You guys have been taking some tentative steps in that direction anyway with secureOSMC…

OSMC will remain open source as it was yesterday, is today, and will be tomorrow.

I suspect you also read some things on the CE forum on the 3D MVC post. For the record:

  1. CE requested the patches for 3D MVC enablement before, which we provided.
  2. OSMC is an open source platform and the 3D MVC code is available in entirety under GPLv2 and is in public repos on GitHub.
  3. The implementation of secureOSMC is a proprietary operating system for storing and provisioning secrets. This is a binary blob, and operates in the same way that the Raspberry Pi’s VideoCore GPU blobs do. We’ve added secureOSMC so we can improve the user experience in the near future for users by adding support for services which have restrictions set by providers. There is no obligation to use this component.

So all of the 3D implementation is open source, and CE have received the complete 3D MVC drop. I suspect their issue is that they do not have a 3D TV between them. We’re under the obligation to provide source, which we do, but not to handhold.
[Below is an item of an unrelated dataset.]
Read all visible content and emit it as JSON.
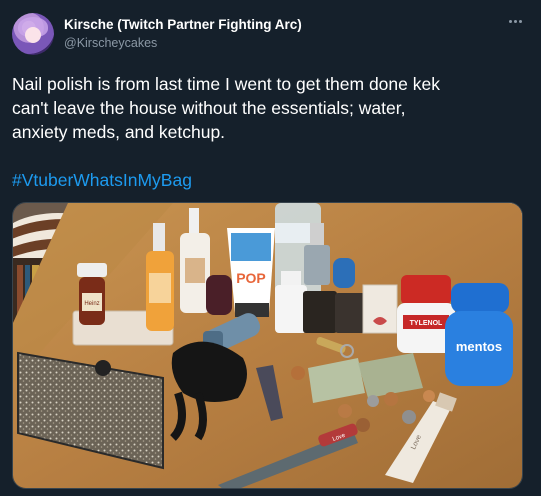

There is one exception, subtitling. This does indeed run under secureOSMC (a proprietary RTOS) due to latency requirements and no guarantee of scheduling performance of the Linux kernel

secureOSMC will handle Widevine L1, HDCP2.2 and keep some secrets, such as Widevine keybox, HDCP2.2 keys. It was important to roll this out as a proof of concept for the long term – but it doesn’t really do anything yet. Its value will come in the future.